The Levelhulme Trust is among those worth looking at, she says, for scientists whose projects lay outside the “fashion area”. Originality, importance, significance and merit are the first criteria they seek in applications, says the official website. Particularly welcomed are applications that “reflect an individual’s personal vision, take appropriate risks and transcend disciplinary boundaries.”
“When writing a research proposal,” says Sara, “I am driven by the funder’s document. I would go through the funder’s call and annotate it with things that I think are important”. It is common and quite natural, she says, for scientists to be entirely focused on research but they need to be aware of other agendas underlying the proposal.
The application also needs to mention training provided to the researchers involved, a potential bridge with another discipline or a more effective solution to the existing problem. It is important for a successful funding application to be directly related to what the funder needs to hear.

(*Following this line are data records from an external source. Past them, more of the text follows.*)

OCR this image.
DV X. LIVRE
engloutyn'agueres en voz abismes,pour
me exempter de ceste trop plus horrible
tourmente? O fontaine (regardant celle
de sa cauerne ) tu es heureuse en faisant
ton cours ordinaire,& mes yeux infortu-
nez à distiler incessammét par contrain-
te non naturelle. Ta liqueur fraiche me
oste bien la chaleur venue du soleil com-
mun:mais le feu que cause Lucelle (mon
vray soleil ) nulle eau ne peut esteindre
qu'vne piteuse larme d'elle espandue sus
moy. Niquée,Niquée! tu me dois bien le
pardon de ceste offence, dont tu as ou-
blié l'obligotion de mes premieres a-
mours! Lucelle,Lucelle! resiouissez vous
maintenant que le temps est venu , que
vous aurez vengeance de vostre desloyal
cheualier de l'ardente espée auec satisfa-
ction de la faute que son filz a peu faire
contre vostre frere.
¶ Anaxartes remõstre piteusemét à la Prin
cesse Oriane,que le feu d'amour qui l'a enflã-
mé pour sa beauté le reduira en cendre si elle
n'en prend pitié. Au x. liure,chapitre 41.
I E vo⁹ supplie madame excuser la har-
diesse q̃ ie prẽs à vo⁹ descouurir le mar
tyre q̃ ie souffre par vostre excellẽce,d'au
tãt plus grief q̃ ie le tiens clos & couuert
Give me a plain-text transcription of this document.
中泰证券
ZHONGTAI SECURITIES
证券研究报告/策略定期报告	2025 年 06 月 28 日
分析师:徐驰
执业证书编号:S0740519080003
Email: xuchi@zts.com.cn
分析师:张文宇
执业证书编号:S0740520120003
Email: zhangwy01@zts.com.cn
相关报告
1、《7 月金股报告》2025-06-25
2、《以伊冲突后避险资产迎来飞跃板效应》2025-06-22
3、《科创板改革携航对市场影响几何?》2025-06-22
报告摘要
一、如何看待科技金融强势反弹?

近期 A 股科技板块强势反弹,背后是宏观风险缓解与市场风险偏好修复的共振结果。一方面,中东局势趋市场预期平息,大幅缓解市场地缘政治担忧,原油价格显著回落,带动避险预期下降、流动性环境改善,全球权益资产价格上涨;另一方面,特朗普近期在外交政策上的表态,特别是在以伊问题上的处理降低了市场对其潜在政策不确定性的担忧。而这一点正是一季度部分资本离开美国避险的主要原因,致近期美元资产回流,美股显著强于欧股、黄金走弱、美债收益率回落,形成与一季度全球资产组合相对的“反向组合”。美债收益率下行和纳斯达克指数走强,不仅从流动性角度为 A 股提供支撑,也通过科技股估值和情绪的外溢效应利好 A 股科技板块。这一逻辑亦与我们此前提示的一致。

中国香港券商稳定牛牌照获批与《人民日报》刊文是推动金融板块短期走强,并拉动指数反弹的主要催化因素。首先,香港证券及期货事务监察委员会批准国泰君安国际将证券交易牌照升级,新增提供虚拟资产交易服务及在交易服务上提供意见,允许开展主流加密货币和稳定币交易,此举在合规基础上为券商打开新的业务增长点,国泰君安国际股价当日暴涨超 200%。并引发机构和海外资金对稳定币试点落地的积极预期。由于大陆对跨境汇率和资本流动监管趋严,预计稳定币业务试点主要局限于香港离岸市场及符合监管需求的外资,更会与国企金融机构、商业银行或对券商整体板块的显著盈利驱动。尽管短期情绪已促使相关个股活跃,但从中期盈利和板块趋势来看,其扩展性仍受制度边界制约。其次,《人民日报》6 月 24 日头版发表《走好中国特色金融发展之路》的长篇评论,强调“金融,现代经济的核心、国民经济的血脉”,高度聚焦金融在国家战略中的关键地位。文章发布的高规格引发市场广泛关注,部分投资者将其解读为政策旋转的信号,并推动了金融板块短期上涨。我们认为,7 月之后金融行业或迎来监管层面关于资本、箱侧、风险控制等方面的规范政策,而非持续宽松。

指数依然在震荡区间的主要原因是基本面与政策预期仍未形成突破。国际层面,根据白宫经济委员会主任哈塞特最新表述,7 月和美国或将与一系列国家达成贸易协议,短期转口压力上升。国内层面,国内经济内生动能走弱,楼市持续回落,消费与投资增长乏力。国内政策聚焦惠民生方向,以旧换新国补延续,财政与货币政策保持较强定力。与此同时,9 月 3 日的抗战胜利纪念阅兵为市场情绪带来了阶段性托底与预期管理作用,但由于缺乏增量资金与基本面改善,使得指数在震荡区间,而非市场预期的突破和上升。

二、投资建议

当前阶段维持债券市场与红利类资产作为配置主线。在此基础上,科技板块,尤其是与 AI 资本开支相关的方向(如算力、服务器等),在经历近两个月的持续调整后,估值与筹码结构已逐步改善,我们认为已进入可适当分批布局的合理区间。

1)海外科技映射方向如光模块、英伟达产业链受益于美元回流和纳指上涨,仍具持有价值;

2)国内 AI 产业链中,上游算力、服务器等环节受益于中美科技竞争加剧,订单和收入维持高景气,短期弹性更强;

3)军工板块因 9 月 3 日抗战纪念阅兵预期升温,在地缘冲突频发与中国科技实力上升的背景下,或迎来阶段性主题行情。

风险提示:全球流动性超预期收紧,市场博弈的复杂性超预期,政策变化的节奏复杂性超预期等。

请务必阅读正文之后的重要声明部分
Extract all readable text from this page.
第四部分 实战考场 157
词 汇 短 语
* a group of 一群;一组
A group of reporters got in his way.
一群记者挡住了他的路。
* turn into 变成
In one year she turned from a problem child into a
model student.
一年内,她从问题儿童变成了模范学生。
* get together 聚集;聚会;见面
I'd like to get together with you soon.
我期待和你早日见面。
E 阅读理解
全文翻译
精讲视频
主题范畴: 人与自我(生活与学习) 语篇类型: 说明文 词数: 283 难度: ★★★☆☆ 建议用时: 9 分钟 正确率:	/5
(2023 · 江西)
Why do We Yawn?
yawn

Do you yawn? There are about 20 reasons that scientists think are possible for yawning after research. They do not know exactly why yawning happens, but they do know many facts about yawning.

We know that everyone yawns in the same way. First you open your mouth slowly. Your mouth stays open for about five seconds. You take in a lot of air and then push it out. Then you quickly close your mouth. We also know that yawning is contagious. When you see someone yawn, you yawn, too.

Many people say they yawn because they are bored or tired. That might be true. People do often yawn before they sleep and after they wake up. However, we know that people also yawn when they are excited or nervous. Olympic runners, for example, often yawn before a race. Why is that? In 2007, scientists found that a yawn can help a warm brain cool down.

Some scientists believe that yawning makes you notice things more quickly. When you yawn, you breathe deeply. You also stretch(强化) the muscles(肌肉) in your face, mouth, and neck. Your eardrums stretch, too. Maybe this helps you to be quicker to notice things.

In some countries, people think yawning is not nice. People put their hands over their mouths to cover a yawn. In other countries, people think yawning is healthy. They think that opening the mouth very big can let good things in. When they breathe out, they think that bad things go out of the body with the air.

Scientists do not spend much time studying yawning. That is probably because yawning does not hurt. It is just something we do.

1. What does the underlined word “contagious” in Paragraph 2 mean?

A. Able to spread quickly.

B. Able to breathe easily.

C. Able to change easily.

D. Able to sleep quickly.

For young researchers at the dawn of their career, Sara advises them to apply for individual funding early on. “The first thing I would do,” she says, “is go to the research office in your institute, tell them about the research you are doing, and they will help you find funding bodies, which are aligned with your interests”.
“I would research the funding bodies and find people who are getting the money from them. I’d draw out main characteristics of those people and try to see how I can demonstrate the same characteristics with my own research and ideas.”
Sara Shinton is a founder of Shinton Consulting, an agency that provides careers advice, information and professional development training to academic researchers, students and academic staff. They work with universities, write articles and organize career-related workshops.